Rasgo Introduces AI-orchestrated Analytics

Rasgo-Introduces-AI-orchestrated-Analytics

Brings the Intelligent Reasoning power of GPT to the Enterprise Data Warehouse, reducing time spent creating data products by 80%

Rasgo introduced Rasgo AI, an AI-orchestrated self-service analytics platform bringing the power of GPT to the Enterprise Data Warehouse (EDW) in a secure and trusted manner. Rasgo AI harnesses the power of GPT to revolutionise workflows for data teams and knowledge workers, removing friction and accelerating the path to continuous, accurate insights and recommended best actions.

“The integration of Rasgo into our data ecosystem has made our teams and business professionals more efficient and self-sufficient,” said Pedro Soto, Director of Enterprise Data at HD Supply. “It has lowered the barrier to exploit our data assets and shifted the way that we think about interacting with data. Before Rasgo AI, our teams were stuck using tools designed for a different time, resulting in painful back-and-forth between stakeholders and teams. Now they are empowered and generate insights faster than ever.”

While the GPT hype cycle has spurred many companies to launch GPT integrations and ChatGPT plug-ins, many are merely bringing the natural language chat interface to existing products. Rasgo AI is highly differentiated because it leverages GPT for Intelligent Reasoning to think and act like a business analyst. This is significant because talented knowledge workers are entangled in a tedious cycle of low-value tasks, often taking weeks or months to answer a single question from data. This disrupts decision-making and underutilises the true potential of an organisation’s high-value personnel. By offloading low-value tasks to AI, Rasgo empowers knowledge workers to focus on decision-making and driving enterprise value.

“The largest impediment to self-serve analytics is that existing tools are incapable of providing knowledge workers with data insights without intervention from the data team,” said Patrick Dougherty, Co-founder & CTO, Rasgo. “To address this, we’ve employed GPT-4 to perform complex reasoning tasks with dynamic objectives. With GPT-4, Rasgo AI is the first platform to deliver context-rich insights, democratizing intelligence, not just the data, and transforming business users into intelligence providers. We’re using AI to change knowledge work forever.”

Many legacy self-service analytics vendors talk about proactive insights. This usually means surfacing a few anomalies, but generative insights must create lasting business value within an organisation. By orchestrating GPT 4-enabled AI agents that can efficiently reason through tasks, strategise based on rewards, break down objectives into tactics, augment them as needed to reach an end goal, and more, Rasgo AI acts like an army of knowledge workers that proactively identify key performance and risk drivers to fuel business success. This reduces the time spent creating knowledge products by 80%. Additionally, these autonomous agents generate a semantic embedding of the EDW metadata, which is then used to teach GPT-4 about the data without it ever leaving the enterprise’s control. And with Microsoft as Rasgo’s AI API provider, it has direct ties to Microsoft’s security framework, meaning organisations can feel confident in the security standards behind the AI.

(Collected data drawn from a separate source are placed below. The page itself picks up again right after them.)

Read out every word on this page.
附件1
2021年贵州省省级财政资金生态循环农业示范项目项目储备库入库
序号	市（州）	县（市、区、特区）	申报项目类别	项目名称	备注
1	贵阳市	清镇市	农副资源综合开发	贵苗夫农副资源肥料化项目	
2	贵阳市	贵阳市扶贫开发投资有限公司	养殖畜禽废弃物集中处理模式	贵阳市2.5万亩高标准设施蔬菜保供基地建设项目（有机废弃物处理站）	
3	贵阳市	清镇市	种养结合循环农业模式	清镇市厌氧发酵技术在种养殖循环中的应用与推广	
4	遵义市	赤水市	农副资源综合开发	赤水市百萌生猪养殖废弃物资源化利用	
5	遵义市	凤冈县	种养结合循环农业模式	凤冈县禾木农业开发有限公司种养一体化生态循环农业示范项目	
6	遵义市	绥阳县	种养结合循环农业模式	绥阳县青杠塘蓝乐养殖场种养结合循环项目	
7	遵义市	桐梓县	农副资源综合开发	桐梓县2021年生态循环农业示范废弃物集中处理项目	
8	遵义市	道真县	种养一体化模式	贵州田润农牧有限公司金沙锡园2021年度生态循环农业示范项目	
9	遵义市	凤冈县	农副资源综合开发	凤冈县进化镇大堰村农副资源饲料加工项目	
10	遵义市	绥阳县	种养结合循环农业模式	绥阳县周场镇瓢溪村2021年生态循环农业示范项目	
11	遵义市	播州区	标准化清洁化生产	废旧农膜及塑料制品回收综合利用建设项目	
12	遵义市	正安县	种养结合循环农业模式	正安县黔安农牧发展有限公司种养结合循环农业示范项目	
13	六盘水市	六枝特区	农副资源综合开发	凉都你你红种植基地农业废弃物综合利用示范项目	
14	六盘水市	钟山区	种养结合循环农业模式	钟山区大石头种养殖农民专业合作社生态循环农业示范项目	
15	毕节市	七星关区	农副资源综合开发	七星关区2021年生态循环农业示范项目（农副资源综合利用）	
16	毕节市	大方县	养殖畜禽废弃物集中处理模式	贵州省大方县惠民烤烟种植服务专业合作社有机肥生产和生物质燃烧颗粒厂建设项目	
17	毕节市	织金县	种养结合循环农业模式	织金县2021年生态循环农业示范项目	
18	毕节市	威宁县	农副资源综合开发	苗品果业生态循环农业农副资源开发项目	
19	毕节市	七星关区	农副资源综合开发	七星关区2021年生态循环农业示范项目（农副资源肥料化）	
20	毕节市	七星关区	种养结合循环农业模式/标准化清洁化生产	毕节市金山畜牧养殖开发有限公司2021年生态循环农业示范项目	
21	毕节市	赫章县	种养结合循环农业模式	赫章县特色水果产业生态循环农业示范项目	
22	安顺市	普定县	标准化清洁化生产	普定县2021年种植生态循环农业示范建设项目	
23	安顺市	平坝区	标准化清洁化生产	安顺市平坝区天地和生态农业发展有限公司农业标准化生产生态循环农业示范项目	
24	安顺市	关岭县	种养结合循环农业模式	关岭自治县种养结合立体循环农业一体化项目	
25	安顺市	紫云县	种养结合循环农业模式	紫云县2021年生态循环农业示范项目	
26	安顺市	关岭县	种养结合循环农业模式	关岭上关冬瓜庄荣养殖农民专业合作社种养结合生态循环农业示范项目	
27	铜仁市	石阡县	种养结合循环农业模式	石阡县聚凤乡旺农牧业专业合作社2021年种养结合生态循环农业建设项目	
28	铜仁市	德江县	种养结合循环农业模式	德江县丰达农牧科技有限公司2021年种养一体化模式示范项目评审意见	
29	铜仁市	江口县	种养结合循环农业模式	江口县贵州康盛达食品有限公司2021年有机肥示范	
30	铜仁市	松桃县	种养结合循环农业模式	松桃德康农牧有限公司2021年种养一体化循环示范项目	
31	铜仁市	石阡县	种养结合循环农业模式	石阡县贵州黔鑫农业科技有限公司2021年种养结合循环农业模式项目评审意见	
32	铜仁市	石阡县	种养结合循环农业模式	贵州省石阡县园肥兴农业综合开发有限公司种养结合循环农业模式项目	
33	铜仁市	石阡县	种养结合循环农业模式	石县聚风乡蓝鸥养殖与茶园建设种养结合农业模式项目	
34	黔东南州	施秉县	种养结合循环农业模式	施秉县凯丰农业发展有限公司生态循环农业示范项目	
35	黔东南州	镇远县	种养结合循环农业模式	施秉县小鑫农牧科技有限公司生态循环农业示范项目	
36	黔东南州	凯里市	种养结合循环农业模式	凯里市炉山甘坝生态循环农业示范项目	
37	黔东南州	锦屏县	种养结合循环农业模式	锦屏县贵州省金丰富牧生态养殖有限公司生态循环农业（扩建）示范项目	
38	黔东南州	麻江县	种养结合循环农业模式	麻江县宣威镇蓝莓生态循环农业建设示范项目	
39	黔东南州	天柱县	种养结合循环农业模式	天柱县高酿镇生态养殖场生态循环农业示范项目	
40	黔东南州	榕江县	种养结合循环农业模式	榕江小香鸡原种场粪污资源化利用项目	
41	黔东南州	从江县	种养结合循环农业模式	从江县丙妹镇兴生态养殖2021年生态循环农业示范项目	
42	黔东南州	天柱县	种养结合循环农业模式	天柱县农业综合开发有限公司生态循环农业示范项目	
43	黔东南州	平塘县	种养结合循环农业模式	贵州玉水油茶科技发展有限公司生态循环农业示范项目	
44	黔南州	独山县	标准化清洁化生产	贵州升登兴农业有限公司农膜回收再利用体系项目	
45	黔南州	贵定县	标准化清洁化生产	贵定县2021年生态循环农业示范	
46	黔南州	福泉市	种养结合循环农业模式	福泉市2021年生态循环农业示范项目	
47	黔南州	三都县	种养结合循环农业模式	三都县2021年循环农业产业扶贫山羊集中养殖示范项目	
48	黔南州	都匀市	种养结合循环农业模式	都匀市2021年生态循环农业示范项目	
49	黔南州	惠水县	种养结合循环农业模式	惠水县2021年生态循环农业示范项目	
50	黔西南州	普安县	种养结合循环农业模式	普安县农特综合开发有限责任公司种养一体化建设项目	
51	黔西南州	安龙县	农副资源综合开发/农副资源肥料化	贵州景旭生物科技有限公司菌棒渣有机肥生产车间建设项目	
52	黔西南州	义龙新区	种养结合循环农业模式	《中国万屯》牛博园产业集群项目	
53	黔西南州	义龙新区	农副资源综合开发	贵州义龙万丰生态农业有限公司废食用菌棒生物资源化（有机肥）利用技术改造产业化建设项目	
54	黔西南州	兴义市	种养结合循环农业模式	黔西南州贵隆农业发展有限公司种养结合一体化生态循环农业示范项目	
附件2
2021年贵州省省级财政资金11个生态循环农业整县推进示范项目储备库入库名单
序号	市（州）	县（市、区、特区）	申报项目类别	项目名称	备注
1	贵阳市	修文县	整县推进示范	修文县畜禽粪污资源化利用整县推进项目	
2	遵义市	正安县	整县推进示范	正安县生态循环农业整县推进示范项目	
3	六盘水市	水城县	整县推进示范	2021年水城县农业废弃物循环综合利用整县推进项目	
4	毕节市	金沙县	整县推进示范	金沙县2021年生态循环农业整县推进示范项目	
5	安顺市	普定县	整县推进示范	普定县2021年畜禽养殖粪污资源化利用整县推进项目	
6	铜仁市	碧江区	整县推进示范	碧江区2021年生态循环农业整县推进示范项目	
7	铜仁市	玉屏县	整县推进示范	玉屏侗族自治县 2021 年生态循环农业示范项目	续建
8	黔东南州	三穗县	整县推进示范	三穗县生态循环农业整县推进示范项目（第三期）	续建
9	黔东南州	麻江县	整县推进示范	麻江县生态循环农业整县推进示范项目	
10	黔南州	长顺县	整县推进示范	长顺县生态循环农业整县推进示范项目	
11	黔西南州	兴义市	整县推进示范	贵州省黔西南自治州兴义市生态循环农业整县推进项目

“Executives, from the CEO to the CISO, are feeling immense pressure from boardrooms and stakeholders to leverage GPT for their business to keep up with the competition. As the AI arms race heats up, many are giving close consideration to data privacy and security concerns. Black box AI can lead to disastrous outcomes and won’t cut it in the generative AI era. It’s vital that enterprises take a different approach to bringing generative AI to their business in a manner that is safe and trusted for employees, customers, and shareholders,” said Jared Parker, Co-founder & CEO, Rasgo. “Rasgo AI was built with trust and safety at the forefront by ensuring raw data never leaves the EDW, logging every AI-enabled interaction so that it’s easily discoverable for transparency and compliance, and maintaining a rich semantic layer that places guardrails around the LLM for data governance. This empowers our customers to move significantly faster than their competitors without sacrificing privacy and with a high degree of protection against AI hallucinations and data inconsistencies.”

With Rasgo, the potential for generating strategic analytical products is endless. Encouraging collaboration with and facilitating seamless interaction between knowledge workers and GPT-based agents will ensure the success of AI integrations and lead to more effective outcomes at scale.